The Editor

The ‘Indian summer’ mentioned in the last issue did not last long; from memory, four days. We then returned to rather dreary weather, with spells of wind and rain and flash floods in some places.

Parts of the UK hit 30 degrees C in September for the first time in four years. The record temperature for the month is 35.6 deg. C set in Bawtry, South Yorkshire, in 1906. Did they have global warming in 1906?

Bawtry is a market town and civil parish, sited where the western branch of the Roman Ermine Street crosses the River Idle in the Metropolitan Borough of Doncaster, South Yorkshire, England.

The town is home to Longstone Tyres. I’m a satisfied customer of Longstone’s having purchased five tyres and tubes for my TF1500. I found them to be good people to deal with. Here’s a ‘shot’ of the team:

I’ve included an advert for the company later in this issue in the ‘Bits and Pieces’ section.

The front cover of the last issue featured Paul Ireland’s two M.G.s which were parked in front of Valley Farm, Flatford in East Anglia. I asked Paul for some details and then promptly forgot to mention them……all down to anno domini!

Valley Farm, built in the mid-15th century, is a medieval Great Hall House that was home to wealthy yeoman farmers up to the 1900s. It was subsequently privately owned right up to 1935 until the then owner, Leonard Richardson, sold it to the Society for the Protection of Ancient Buildings for £1,500. He sold it due to concern over the state of disrepair of the building. The Society undertook major repairs and restored the building to its near original state. The National Trust acquired the building in 1959 and in the early 1970s undertook a further programme of repairs.

The front cover of this issue shows the TD and YB belonging to Marek Rossmann from Hamburg. The TD is chassis number TD25045. Originally exported to North America, it was reimported back to the UK in 2009. Marek purchased the car from Junction 59 Classics in Darlington, County Durham but when he brought the car back to Germany, he experienced difficulty in getting the car on the road with the German Licensing Authorities. I won’t go into the ‘ins and outs’ of the problem, but suffice to say that a letter from me as DVLA representative of the MG Octagon Car Club sorted the matter out – one good reason of many why you should join the Octagon Car Club! (see advert later in this issue). Those of you who are members of the MG Owners Club will be familiar with the excellent articles by Malcolm Green which appear every month in their monthly magazine Enjoying MG.
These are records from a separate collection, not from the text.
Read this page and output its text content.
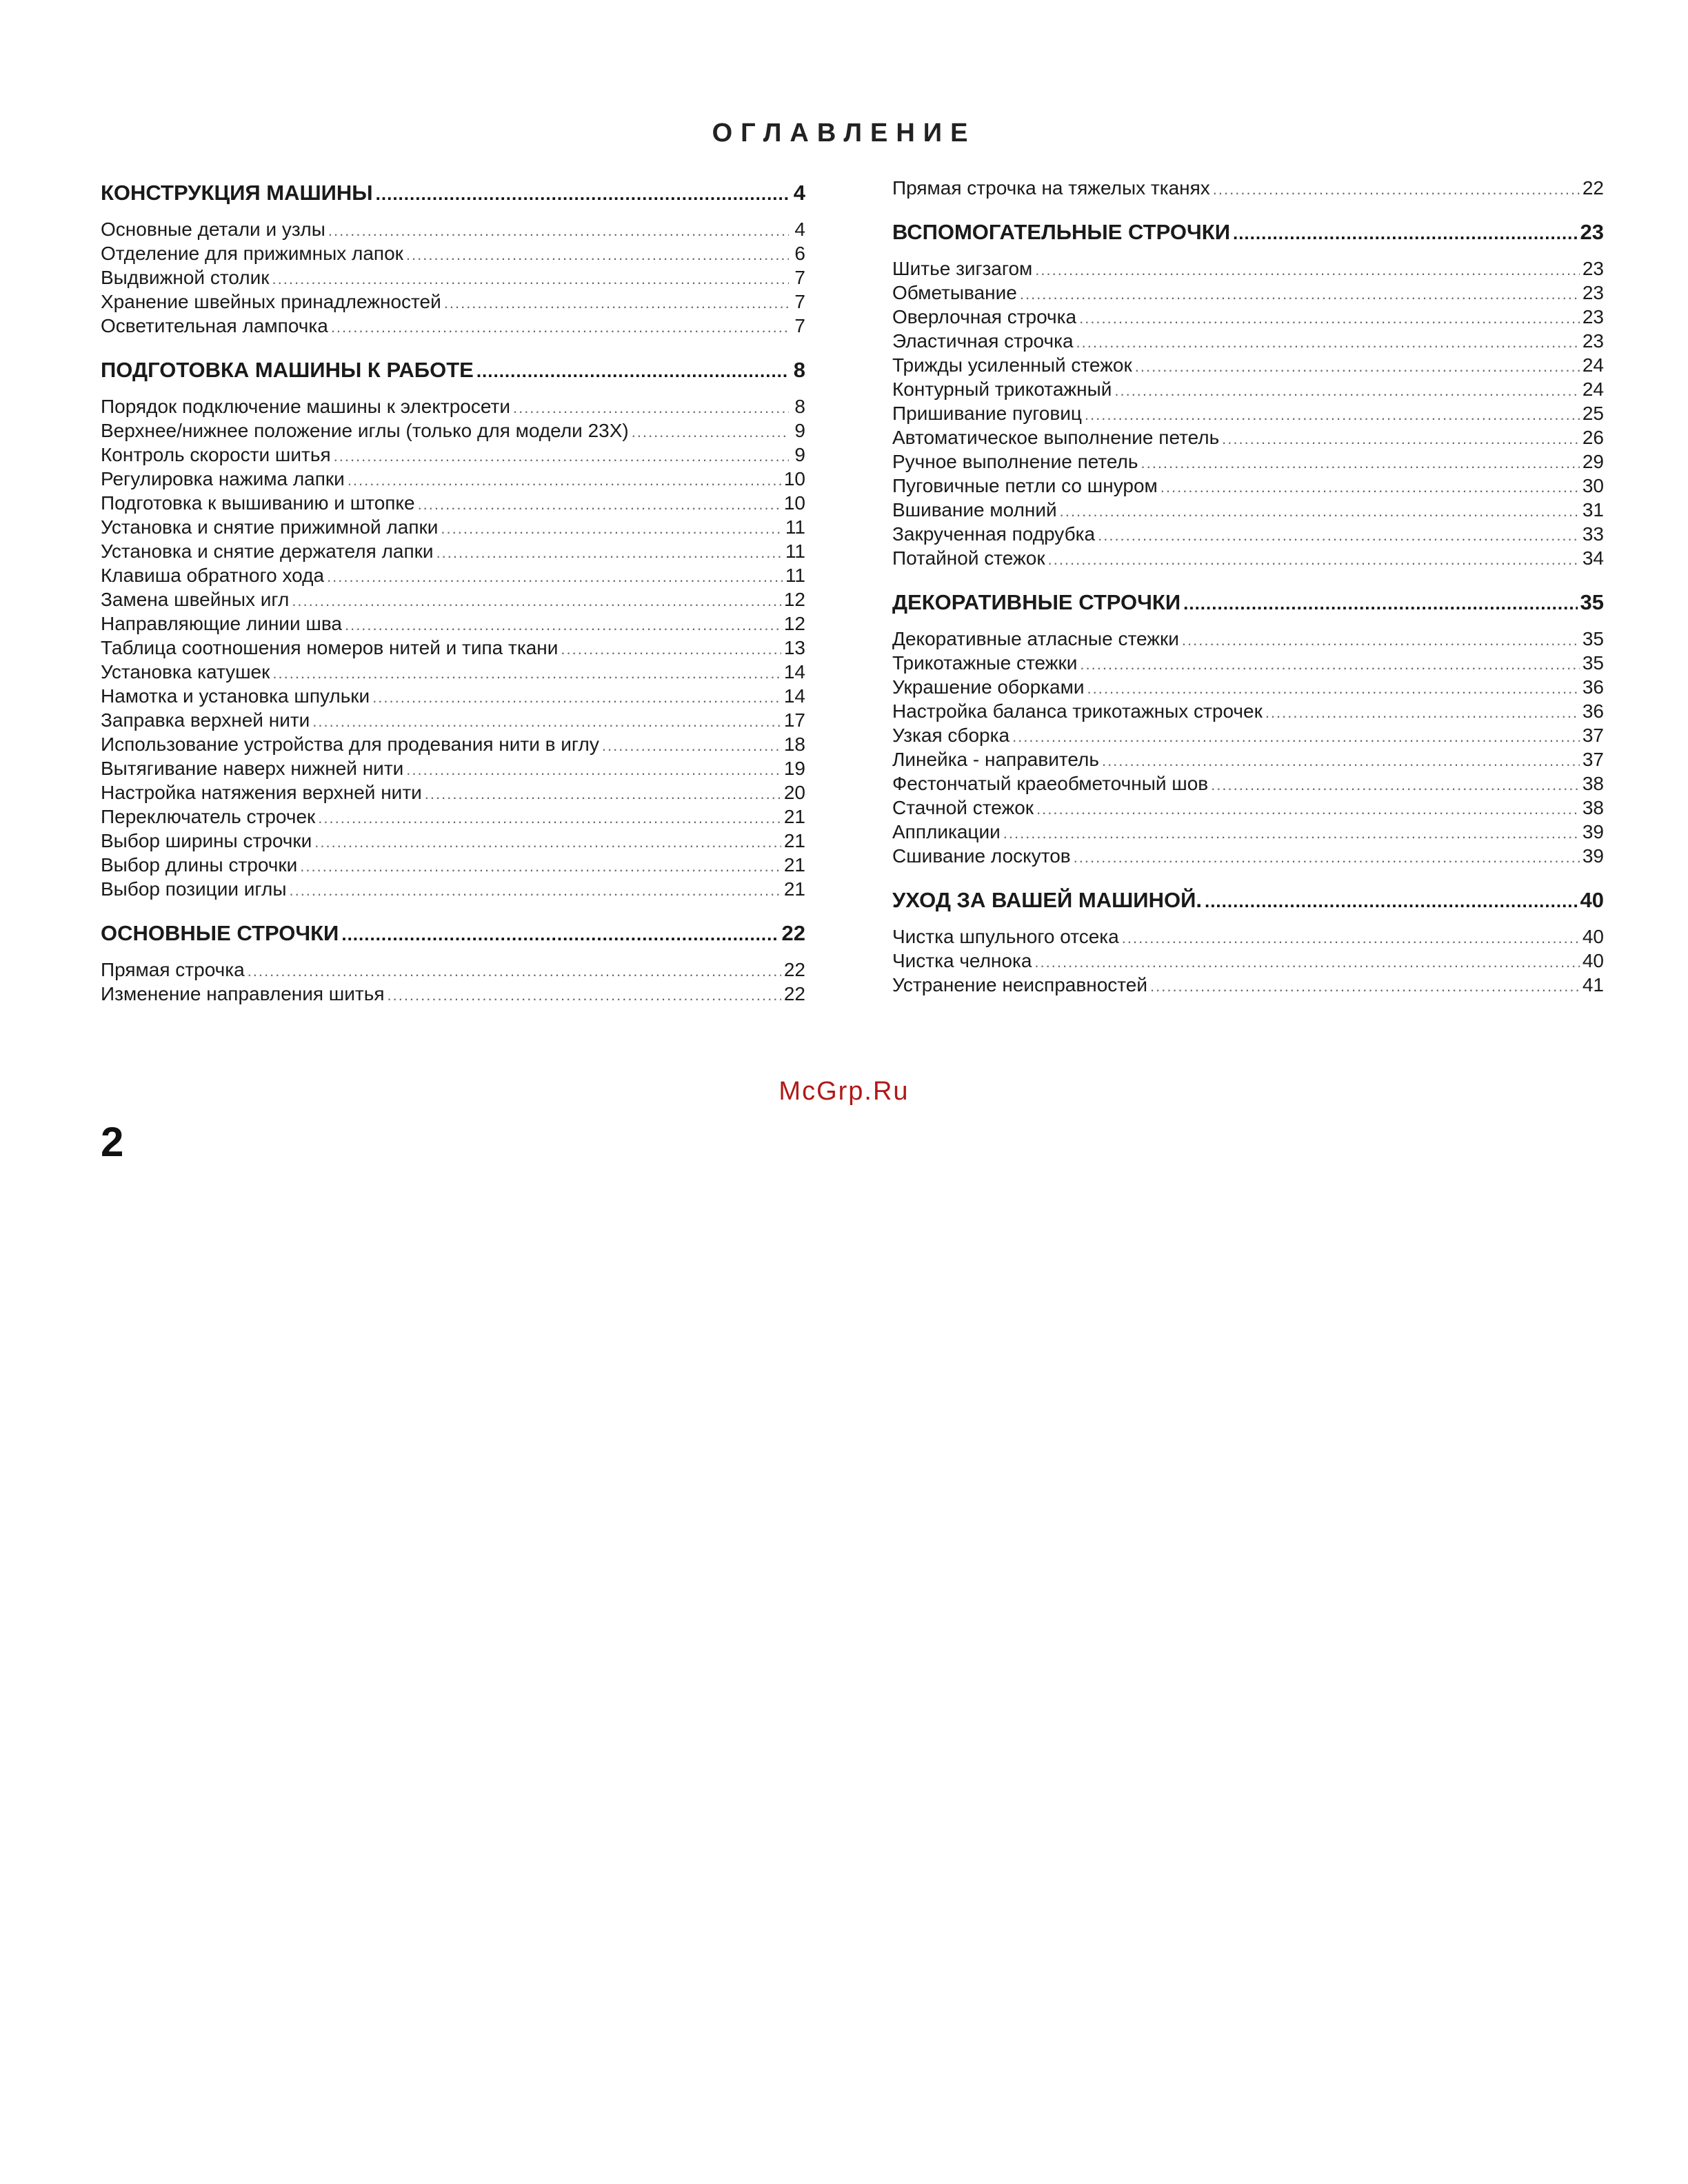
ОГЛАВЛЕНИЕ
КОНСТРУКЦИЯ МАШИНЫ .....	4
Основные детали и узлы .....	4
Отделение для прижимных лапок .....	6
Выдвижной столик .....	7
Хранение швейных принадлежностей .....	7
Осветительная лампочка .....	7
ПОДГОТОВКА МАШИНЫ К РАБОТЕ .....	8
Порядок подключение машины к электросети .....	8
Верхнее/нижнее положение иглы (только для модели 23X) .....	9
Контроль скорости шитья .....	9
Регулировка нажима лапки .....	10
Подготовка к вышиванию и штопке .....	10
Установка и снятие прижимной лапки .....	11
Установка и снятие держателя лапки .....	11
Клавиша обратного хода .....	11
Замена швейных игл .....	12
Направляющие линии шва .....	12
Таблица соотношения номеров нитей и типа ткани .....	13
Установка катушек .....	14
Намотка и установка шпульки .....	14
Заправка верхней нити .....	17
Использование устройства для продевания нити в иглу .....	18
Вытягивание наверх нижней нити .....	19
Настройка натяжения верхней нити .....	20
Переключатель строчек .....	21
Выбор ширины строчки .....	21
Выбор длины строчки .....	21
Выбор позиции иглы .....	21
ОСНОВНЫЕ СТРОЧКИ .....	22
Прямая строчка .....	22
Изменение направления шитья .....	22
Прямая строчка на тяжелых тканях .....	22
ВСПОМОГАТЕЛЬНЫЕ СТРОЧКИ .....	23
Шитье зигзагом .....	23
Обметывание .....	23
Оверлочная строчка .....	23
Эластичная строчка .....	23
Трижды усиленный стежок .....	24
Контурный трикотажный .....	24
Пришивание пуговиц .....	25
Автоматическое выполнение петель .....	26
Ручное выполнение петель .....	29
Пуговичные петли со шнуром .....	30
Вшивание молний .....	31
Закрученная подрубка .....	33
Потайной стежок .....	34
ДЕКОРАТИВНЫЕ СТРОЧКИ .....	35
Декоративные атласные стежки .....	35
Трикотажные стежки .....	35
Украшение оборками .....	36
Настройка баланса трикотажных строчек .....	36
Узкая сборка .....	37
Линейка - направитель .....	37
Фестончатый краеобметочный шов .....	38
Стачной стежок .....	38
Аппликации .....	39
Сшивание лоскутов .....	39
УХОД ЗА ВАШЕЙ МАШИНОЙ. .....	40
Чистка шпульного отсека .....	40
Чистка челнока .....	40
Устранение неисправностей .....	41
McGrp.Ru
2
Malcolm’s book The MG Story 1923-1980 has just been published and is sure to be a popular gift for M.G. aficionados. The cover price is £50, but you can buy it direct from the Publishers, Herridge & Sons, for £40, and what’s more, postage to a UK address is free. At the time of writing there are a number of signed copies available. Details from the Publisher’s website https://www.herridgeandsons.com/ Further information about the contents of this book can be found in the ‘Bits and Pieces’ section of this Issue.

To those of you who celebrate Christmas, I wish you glad tidings of comfort and joy and I wish all readers a Happy New Year. Let’s hope it is better than the one we are leaving behind!